Tanzeem ul Madaris Ahl-e-Sunnat Pakistan
- Type: Board of Islamic seminaries
- Established: 1960
- Affiliations: Ahl e Sunnat (Barelvi)
- President: Mufti Muneeb-ur-Rehman
- Vice-president: Syed Arshad Seed Kazmi
- General Secretary: Sb Abd ul Mustfa Hzarvi
- Location: Lahore, Punjab, Pakistan
- Website: tanzeemulmadaris.com

= Tanzeem ul Madaris Ahle Sunnat =

Association of Islamic institutions with 10000 Madaris

Tanzeem ul Madaris or Tanzeem-ul-Madaris Ahl-e-Sunnat (Organization of Ahl e Sunnat Barelvi Madrassas) is a board of education working with over 18068 Sunni madrassas (Islamic schools) across Pakistan. It is a key seminary board in the country affiliated with the Barelvi movement within Sunni Islam. Grand Mufti Muneeb-ur-Rehman of Jamia Naeemia Lahore is the President of the board.
The total strength of the students appeared in its examination was 600000 lac in 2013. Pakistan's Higher Education Commission recognizes the degrees awarded by madrassas affiliated to Tanzeem ul Madaris.

==About==
Tanzeem-ul-Madaris Ahl-e-Sunnat was formed in 1959 in Lahore. The board examination and scheme covers boys' and girls' madrassas of Pakistan. The board is affiliated with HEC Islamabad Pakistan and Madrasah Education Board (PMEB) under Ordinance No.XL of 2001. The board is also part of Ittehad-e-Tanzeemat-Madaris Pakistan, an association of five boards of other movements working in the country. The ideology of the board is Barelvi, which is an ideological opponent of the Wahhabi doctrine.
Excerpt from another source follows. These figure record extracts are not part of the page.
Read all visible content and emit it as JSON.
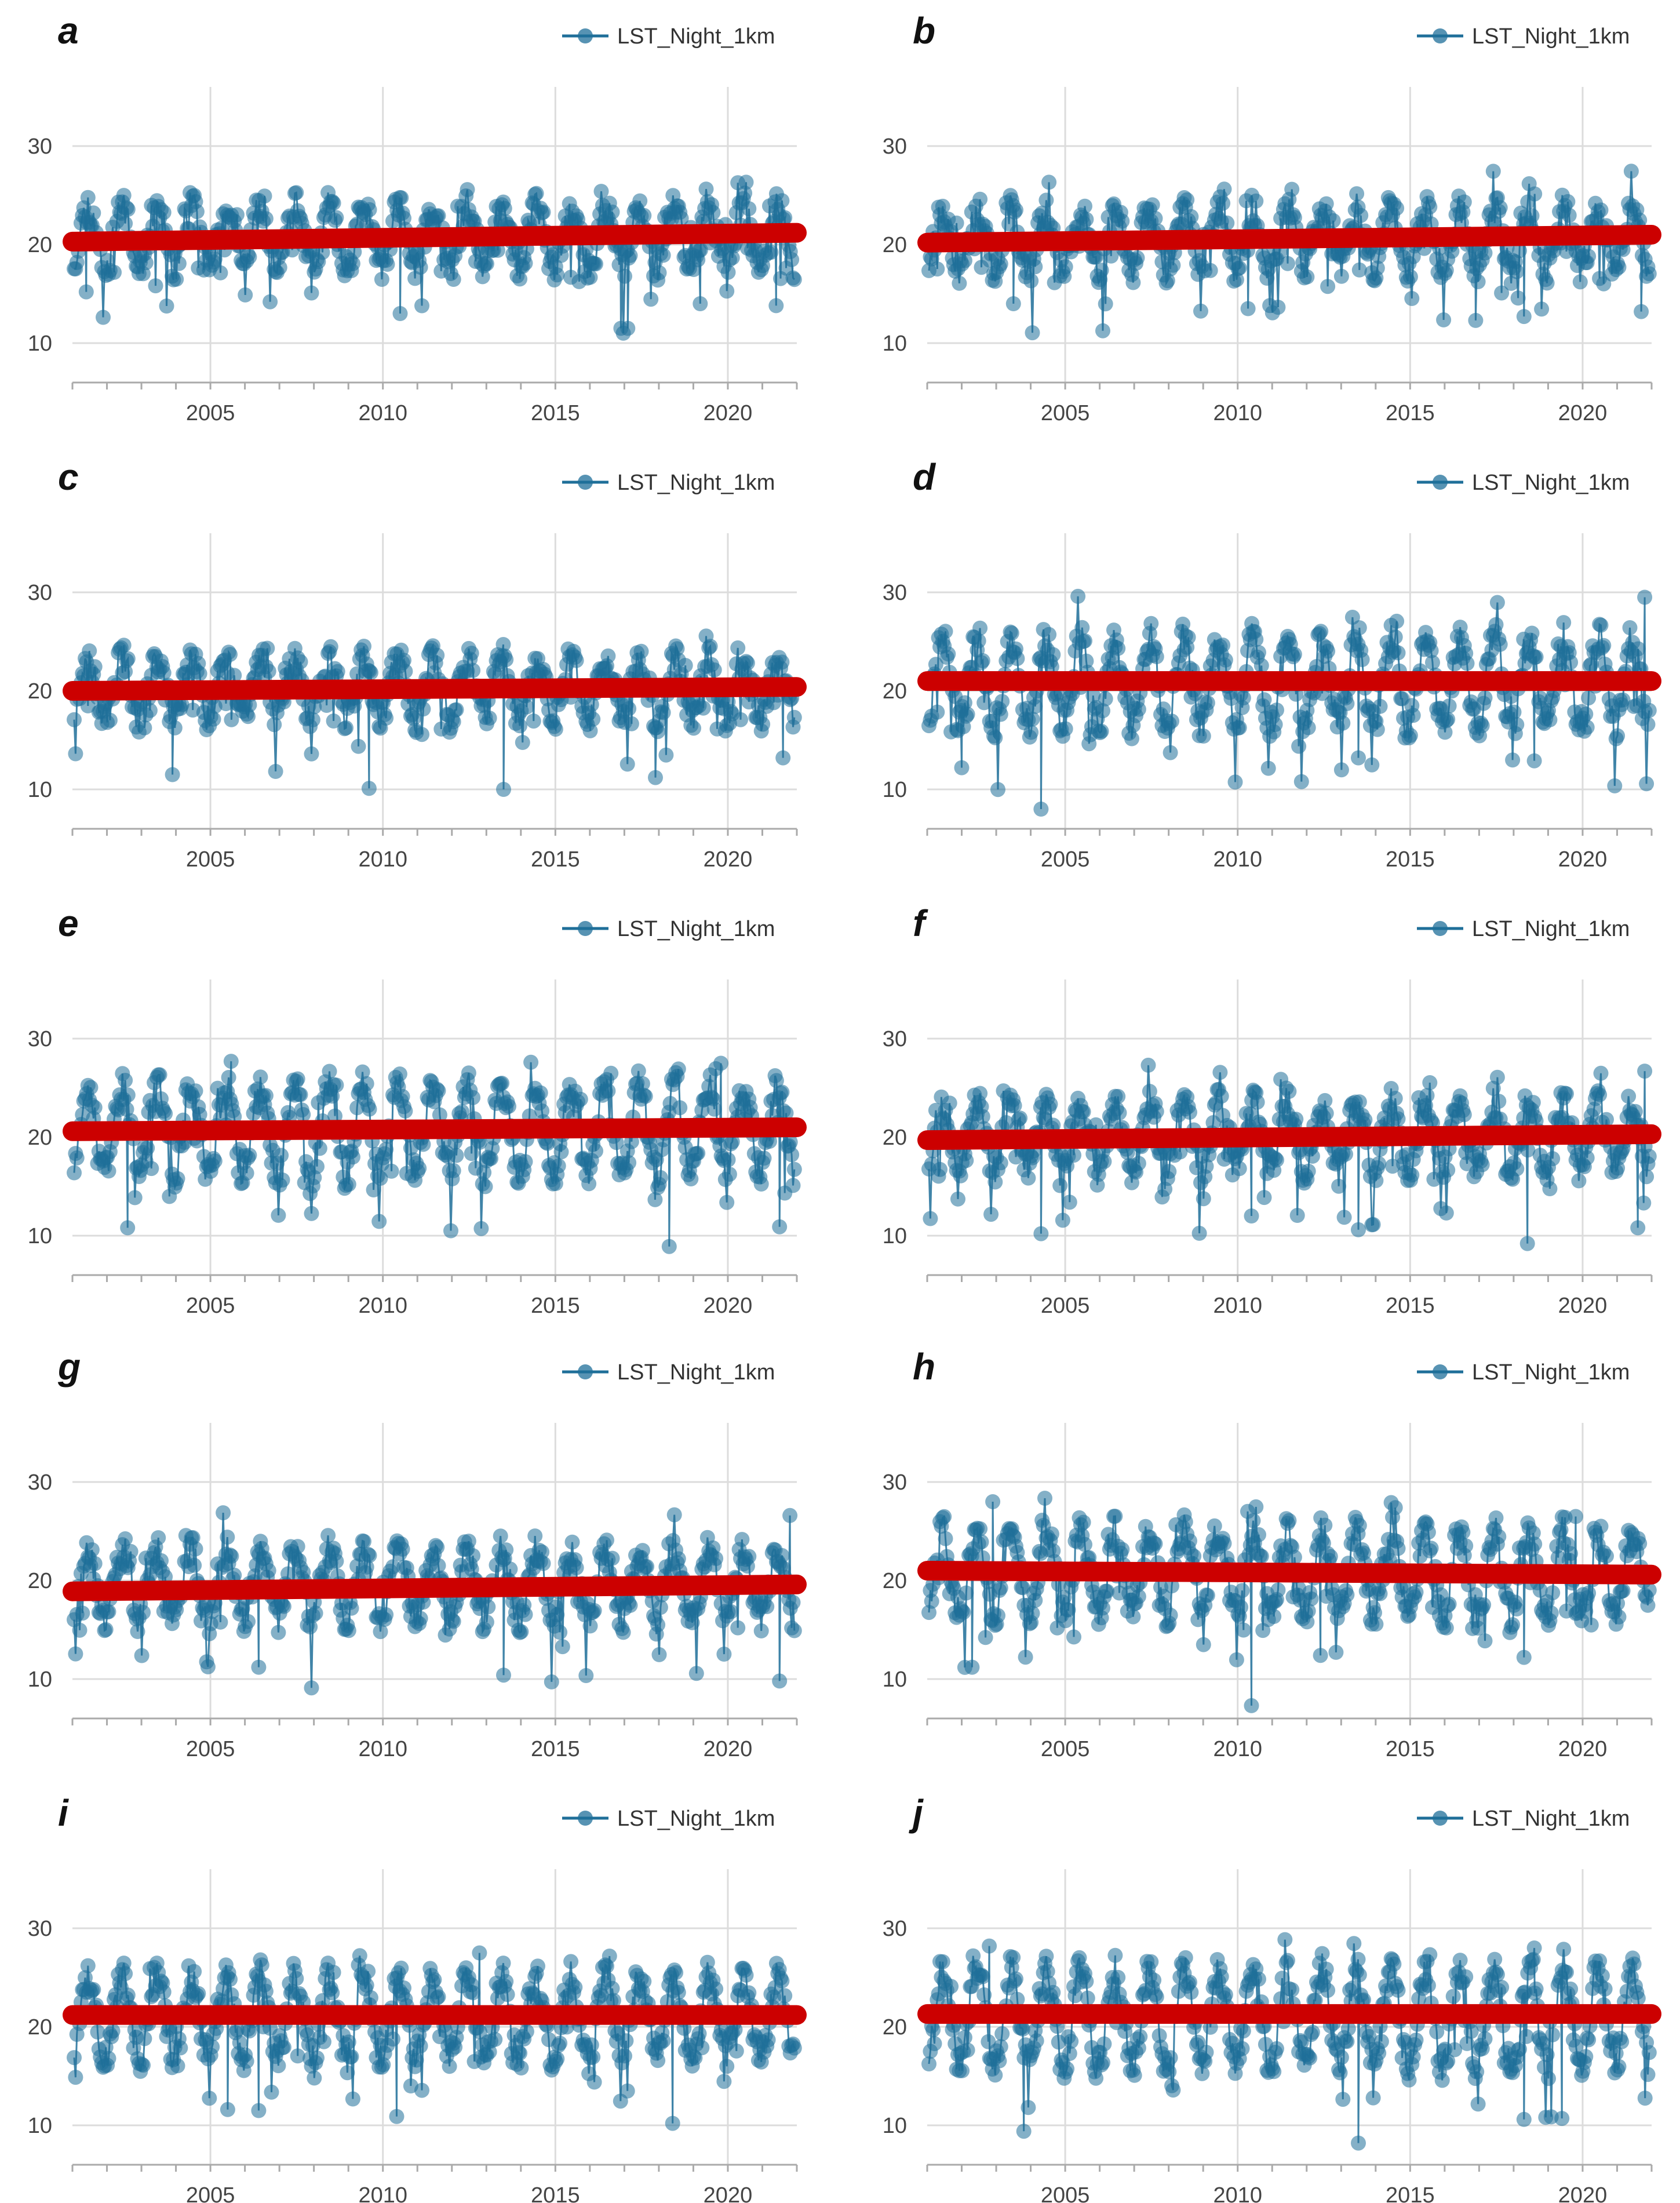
{
  "figure": {
    "colors": {
      "series": "#1f6f99",
      "trend": "#cc0000",
      "grid": "#dcdcdc",
      "axis": "#aaaaaa",
      "text": "#444444"
    }
  },
  "chart_data": [
    {
      "panel": "a",
      "type": "line",
      "series_name": "LST_Night_1km",
      "legend": "top-right",
      "x_ticks": [
        2005,
        2010,
        2015,
        2020
      ],
      "y_ticks": [
        10,
        20,
        30
      ],
      "xlim": [
        2001,
        2022
      ],
      "ylim": [
        6,
        36
      ],
      "baseline": 20.8,
      "amplitude": 3.0,
      "seed": 11,
      "trend": {
        "x": [
          2001,
          2022
        ],
        "y": [
          20.3,
          21.2
        ]
      },
      "outliers": [
        [
          2001.4,
          15.2
        ],
        [
          2010.5,
          13.0
        ],
        [
          2016.9,
          11.5
        ],
        [
          2017.1,
          11.5
        ],
        [
          2019.2,
          14.0
        ],
        [
          2021.4,
          13.8
        ]
      ]
    },
    {
      "panel": "b",
      "type": "line",
      "series_name": "LST_Night_1km",
      "legend": "top-right",
      "x_ticks": [
        2005,
        2010,
        2015,
        2020
      ],
      "y_ticks": [
        10,
        20,
        30
      ],
      "xlim": [
        2001,
        2022
      ],
      "ylim": [
        6,
        36
      ],
      "baseline": 20.6,
      "amplitude": 3.0,
      "seed": 23,
      "trend": {
        "x": [
          2001,
          2022
        ],
        "y": [
          20.2,
          21.0
        ]
      },
      "outliers": [
        [
          2003.5,
          14.0
        ],
        [
          2010.3,
          13.5
        ],
        [
          2016.9,
          12.3
        ],
        [
          2018.3,
          12.7
        ],
        [
          2021.7,
          13.2
        ]
      ]
    },
    {
      "panel": "c",
      "type": "line",
      "series_name": "LST_Night_1km",
      "legend": "top-right",
      "x_ticks": [
        2005,
        2010,
        2015,
        2020
      ],
      "y_ticks": [
        10,
        20,
        30
      ],
      "xlim": [
        2001,
        2022
      ],
      "ylim": [
        6,
        36
      ],
      "baseline": 20.3,
      "amplitude": 3.0,
      "seed": 37,
      "trend": {
        "x": [
          2001,
          2022
        ],
        "y": [
          20.0,
          20.4
        ]
      },
      "outliers": [
        [
          2003.9,
          11.5
        ],
        [
          2009.6,
          10.1
        ],
        [
          2013.5,
          10.0
        ],
        [
          2017.9,
          11.2
        ],
        [
          2021.6,
          13.2
        ]
      ]
    },
    {
      "panel": "d",
      "type": "line",
      "series_name": "LST_Night_1km",
      "legend": "top-right",
      "x_ticks": [
        2005,
        2010,
        2015,
        2020
      ],
      "y_ticks": [
        10,
        20,
        30
      ],
      "xlim": [
        2001,
        2022
      ],
      "ylim": [
        6,
        36
      ],
      "baseline": 20.9,
      "amplitude": 4.5,
      "seed": 41,
      "trend": {
        "x": [
          2001,
          2022
        ],
        "y": [
          21.0,
          21.0
        ]
      },
      "outliers": [
        [
          2004.3,
          8.0
        ],
        [
          2002.0,
          12.2
        ],
        [
          2013.5,
          13.2
        ],
        [
          2018.6,
          12.9
        ],
        [
          2021.8,
          29.5
        ]
      ]
    },
    {
      "panel": "e",
      "type": "line",
      "series_name": "LST_Night_1km",
      "legend": "top-right",
      "x_ticks": [
        2005,
        2010,
        2015,
        2020
      ],
      "y_ticks": [
        10,
        20,
        30
      ],
      "xlim": [
        2001,
        2022
      ],
      "ylim": [
        6,
        36
      ],
      "baseline": 20.8,
      "amplitude": 4.5,
      "seed": 53,
      "trend": {
        "x": [
          2001,
          2022
        ],
        "y": [
          20.6,
          21.0
        ]
      },
      "outliers": [
        [
          2002.6,
          10.8
        ],
        [
          2018.3,
          8.9
        ],
        [
          2021.5,
          10.9
        ],
        [
          2005.6,
          27.7
        ],
        [
          2019.8,
          27.5
        ]
      ]
    },
    {
      "panel": "f",
      "type": "line",
      "series_name": "LST_Night_1km",
      "legend": "top-right",
      "x_ticks": [
        2005,
        2010,
        2015,
        2020
      ],
      "y_ticks": [
        10,
        20,
        30
      ],
      "xlim": [
        2001,
        2022
      ],
      "ylim": [
        6,
        36
      ],
      "baseline": 20.2,
      "amplitude": 3.3,
      "seed": 67,
      "trend": {
        "x": [
          2001,
          2022
        ],
        "y": [
          19.7,
          20.3
        ]
      },
      "outliers": [
        [
          2004.3,
          10.2
        ],
        [
          2010.4,
          12.0
        ],
        [
          2013.5,
          10.6
        ],
        [
          2018.4,
          9.2
        ],
        [
          2021.6,
          10.8
        ],
        [
          2021.8,
          26.7
        ]
      ]
    },
    {
      "panel": "g",
      "type": "line",
      "series_name": "LST_Night_1km",
      "legend": "top-right",
      "x_ticks": [
        2005,
        2010,
        2015,
        2020
      ],
      "y_ticks": [
        10,
        20,
        30
      ],
      "xlim": [
        2001,
        2022
      ],
      "ylim": [
        6,
        36
      ],
      "baseline": 19.6,
      "amplitude": 3.5,
      "seed": 79,
      "trend": {
        "x": [
          2001,
          2022
        ],
        "y": [
          18.9,
          19.6
        ]
      },
      "outliers": [
        [
          2006.4,
          11.2
        ],
        [
          2013.5,
          10.4
        ],
        [
          2021.5,
          9.8
        ],
        [
          2021.8,
          26.6
        ]
      ]
    },
    {
      "panel": "h",
      "type": "line",
      "series_name": "LST_Night_1km",
      "legend": "top-right",
      "x_ticks": [
        2005,
        2010,
        2015,
        2020
      ],
      "y_ticks": [
        10,
        20,
        30
      ],
      "xlim": [
        2001,
        2022
      ],
      "ylim": [
        6,
        36
      ],
      "baseline": 20.9,
      "amplitude": 4.2,
      "seed": 83,
      "trend": {
        "x": [
          2001,
          2022
        ],
        "y": [
          21.0,
          20.6
        ]
      },
      "outliers": [
        [
          2010.4,
          7.3
        ],
        [
          2002.3,
          11.2
        ],
        [
          2012.4,
          12.4
        ],
        [
          2018.3,
          12.2
        ],
        [
          2002.9,
          28.0
        ],
        [
          2019.8,
          26.5
        ]
      ]
    },
    {
      "panel": "i",
      "type": "line",
      "series_name": "LST_Night_1km",
      "legend": "top-right",
      "x_ticks": [
        2005,
        2010,
        2015,
        2020
      ],
      "y_ticks": [
        10,
        20,
        30
      ],
      "xlim": [
        2001,
        2022
      ],
      "ylim": [
        6,
        36
      ],
      "baseline": 21.0,
      "amplitude": 4.2,
      "seed": 97,
      "trend": {
        "x": [
          2001,
          2022
        ],
        "y": [
          21.2,
          21.2
        ]
      },
      "outliers": [
        [
          2010.4,
          10.9
        ],
        [
          2018.4,
          10.2
        ],
        [
          2005.5,
          11.6
        ],
        [
          2006.4,
          11.5
        ],
        [
          2012.8,
          27.5
        ]
      ]
    },
    {
      "panel": "j",
      "type": "line",
      "series_name": "LST_Night_1km",
      "legend": "top-right",
      "x_ticks": [
        2005,
        2010,
        2015,
        2020
      ],
      "y_ticks": [
        10,
        20,
        30
      ],
      "xlim": [
        2001,
        2022
      ],
      "ylim": [
        6,
        36
      ],
      "baseline": 21.0,
      "amplitude": 5.0,
      "seed": 101,
      "trend": {
        "x": [
          2001,
          2022
        ],
        "y": [
          21.3,
          21.3
        ]
      },
      "outliers": [
        [
          2013.5,
          8.2
        ],
        [
          2003.8,
          9.4
        ],
        [
          2018.3,
          10.6
        ],
        [
          2019.4,
          10.7
        ],
        [
          2002.8,
          28.2
        ],
        [
          2018.6,
          28.0
        ]
      ]
    }
  ]
}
8-Ravi Park Ravi Road Lahore is the central office of Tanzeem ul Madaris. It conducts examination according to its own scheme and syllabus.

As per Islam online, around 15,000 madrassas are administered by Tanzeem-ul-Madaris Ahl e Sunnat Pakistan.
Tahzibul Akhbar in its report on the educational services of religious institutions has estimated that Tanzeem has 3000 institutions in Khyber Pakhtunwa and 1000 in the area of Hazara.

The final degree of Tanzeem-Ul-Madaris is equal to the MA Arabic & Islamic Studies or MA Arabic in Pakistan. Earlier Federal Interior Minister A. Rehman Malik demanded that Tanzeem-ul-Madaris should be awarded the status of Board.
Sunni Madaris have taught same curriculum in their madrassas as it was taught by Mullah Nizamuddin Sihalvi of Farangi Mahal.

==Office bearers==
Four education systems are being run under this organisation. Sarfraz Ahmed Naeemi, was earlier head of the Tanzeem-ul-Madaris Pakistan, has been known for his anti-Taliban stances, was killed by Talibani suicide Bomber.

==Madrassa reforms==
Tanzeemul-Madaris made alterations in their curriculum. Deobandi Wafaq-ul-Madaris and Tanzeem-ul-Madaris Ahle Sunnat rejected the recommendation of National Committee for making deeni madaris education similar to that of formal education system

==Aims and objective==
Tanzeem vows to remain non-political and religious in nature.
As per the official website following are the aims and objectives.
- To produce a generation who both understand and apply the call of the Quran and Sunnah
- To enhance students with traditional Islamic sciences
- To produce scholars who serve Islam
- To convey the divine message to all mankind
- To represent true Islam and lead Muslim Ummah
- To motivate an Islamic revival

==Recent==
In 2006 Tanzeem ul Madaris called for convening emergency meeting of OIC on blasphemous cartoon issue.
During the Covid pandemic in 2020, madrassas associated with Tanzeem ul Madaris continued teaching in its thousands of seminaries in Sindh.
Further, TM supported the government of Pakistan in implementing common curriculum all over the country, but rejected scrutiny of mosques and seminaries under FATF agenda.